Bitcoin dipped below $50,000 and was down about 4% over the past 24 hours. One standout, however, was XRP, which was up about 3% over the same period.

Meanwhile, analysts are trying to make sense of the dispersion among crypto returns over the past month. For example, bitcoin’s market share relative to the overall crypto market share, or the BTC dominance ratio, fell to its lowest level since September, as shown in the chart above. The decline in BTC’s dominance ratio reflects the recent outperformance of alternative cryptocurrencies (altcoins).

“Any sustained period when the share of BTC’s market cap fell below 40% was in January-March and April-June periods in 2018,” Alex Kuptsikevich, an analyst at FxPro, wrote in an email to CoinDesk. “After that, the BTC domination has recovered with altcoins’ deeper crash, called later the crypto winter,” Kuptsikevich wrote.

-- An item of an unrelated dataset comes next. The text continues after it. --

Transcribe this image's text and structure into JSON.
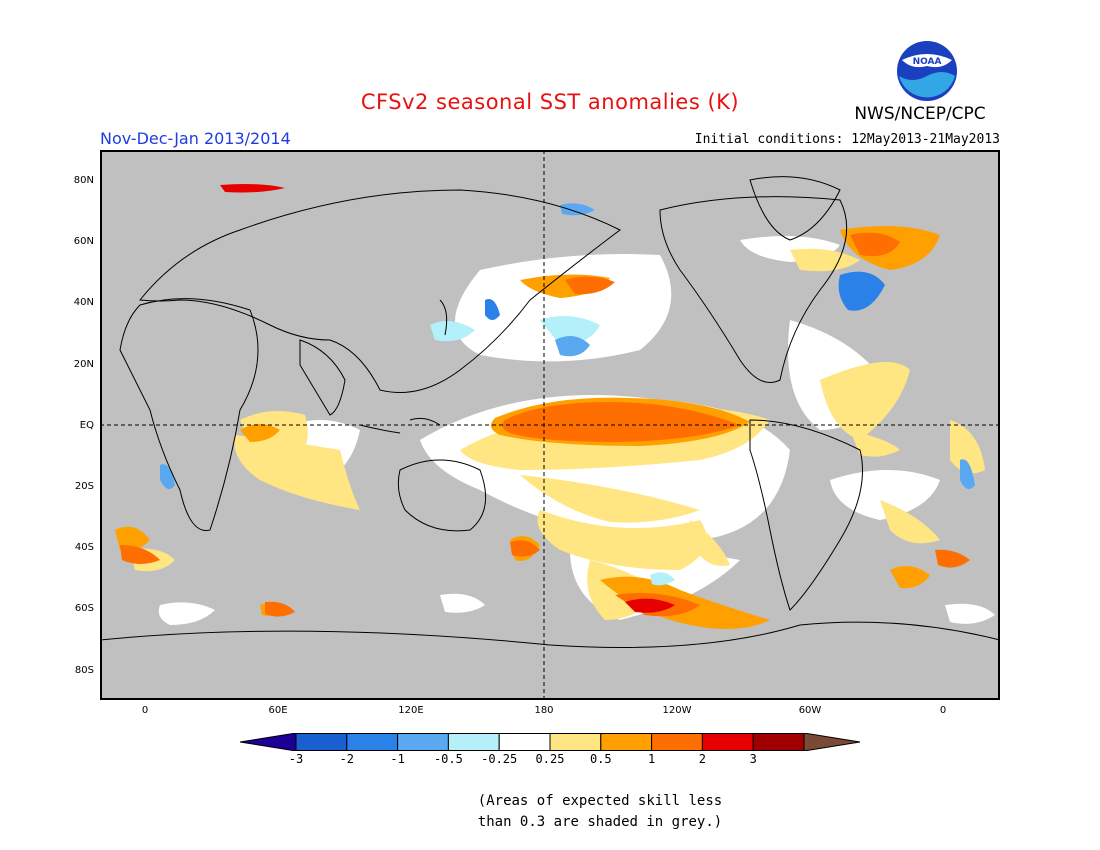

The potential recovery in BTC’s relative market share could indicate a lower appetite for risk among investors.

For now, analysts are monitoring the correlation between bitcoin and equities, which can reflect investor sentiment toward speculative assets.

“As of recent weeks, bitcoin has surfaced more like a risk asset – correlations against U.S. equities spike above 0.6 the past few days alongside the sell-off in technology stocks last Friday,” Lennard Neo, head of research at Stack Funds, a crypto investment firm, wrote in a report on Thursday. “However, crypto assets did not see the same rebound that U.S. equities had earlier this week,” Neo wrote.

Investors pulled $40 million from crypto investment products during the sell-off last Friday, which contributed to lower inflows totaling $184 million last week.

“Bitcoin [investment products] saw inflows totaling US$145m last week although it suffered at the end of the week with outflows of US$42m on Friday and bore the brunt of investor jitters,” James Butterfill, an investment strategist at CoinShares, wrote in a report earlier this week.

The majority of fund outflows in bitcoin and several alternative cryptocurrencies (altcoins) occurred during the latter half of last week, suggesting that investors are sensitive to sudden price swings.

Still, investors are finding opportunities in the altcoin market. For example, Solana products saw continued inflows totaling $4.6 million for the week, seemingly unaffected by the recent price jitters, according to CoinShares. Solana’s SOL token is down about 19% over the past week, compared with a 12% drop in BTC and a 5% drop in ETH over the same period.

All the digital assets in the CoinDesk 20 ended the day lower.